In het universum van het PDF zijn de neuronen voortdurend in mutatie. Door de afwezigheid van lichaam wordt het lichaam urgenter, je wilt dat het gewaarworden behouden blijft, dat de sneeuw echt is. Adepten van het digitale glijden met hun tong over hun tanden om te checken of ze wel een mond hebben.
Ergonomisch is de cluster technologie/lichaam/literatuur nog niet volmaakt.
Na een stroomstoring krijg je:
Onbewolkte dag verandert in Zomerdag, dat een film wordt (Suddenly Last Summer, De dag des oordeels).

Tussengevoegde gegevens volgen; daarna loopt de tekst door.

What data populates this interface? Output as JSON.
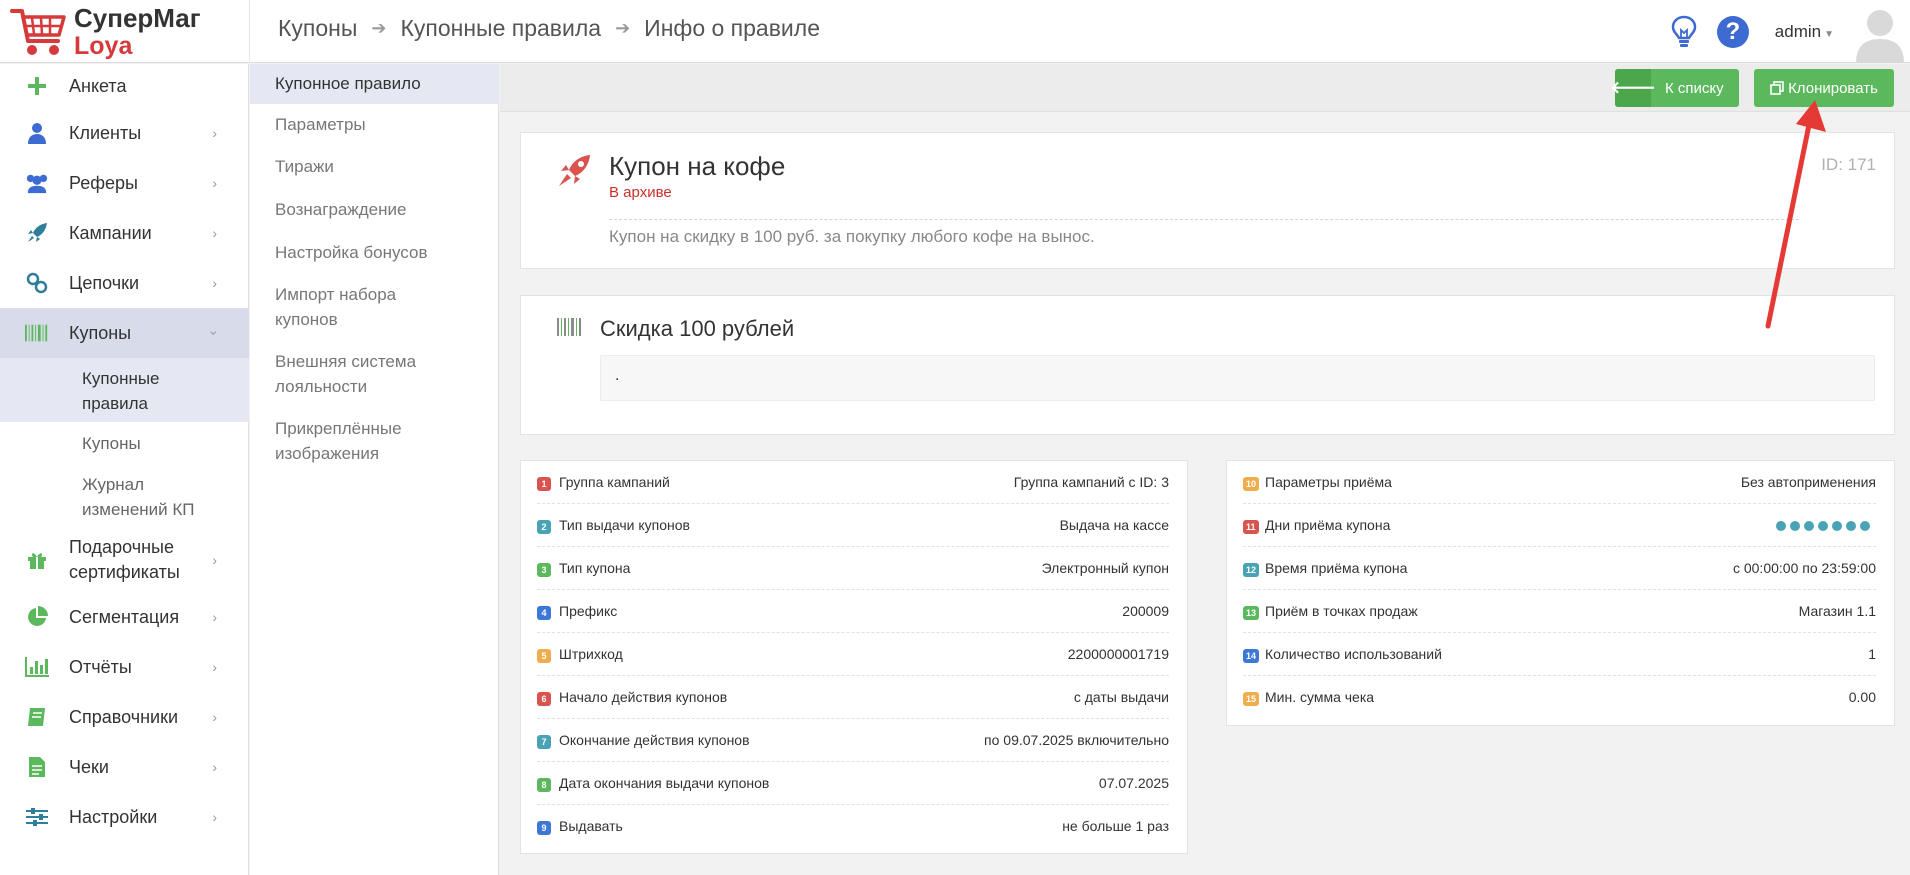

Op de iPhone maak ik mijn lichaam licht, de oortjes, de onzichtbare helm, ik stuur Pierre een berichtje. Op mijn eReader herlees ik Oorlog en vrede, dankzij de oogbeweging waarmee ik van boven naar beneden over de pagina’s scroll. Ze volgen elkaar op, worden niet omgedraaid maar uitgewist, ik ben Prins Andrej kwijtgeraakt op de vorige pagina.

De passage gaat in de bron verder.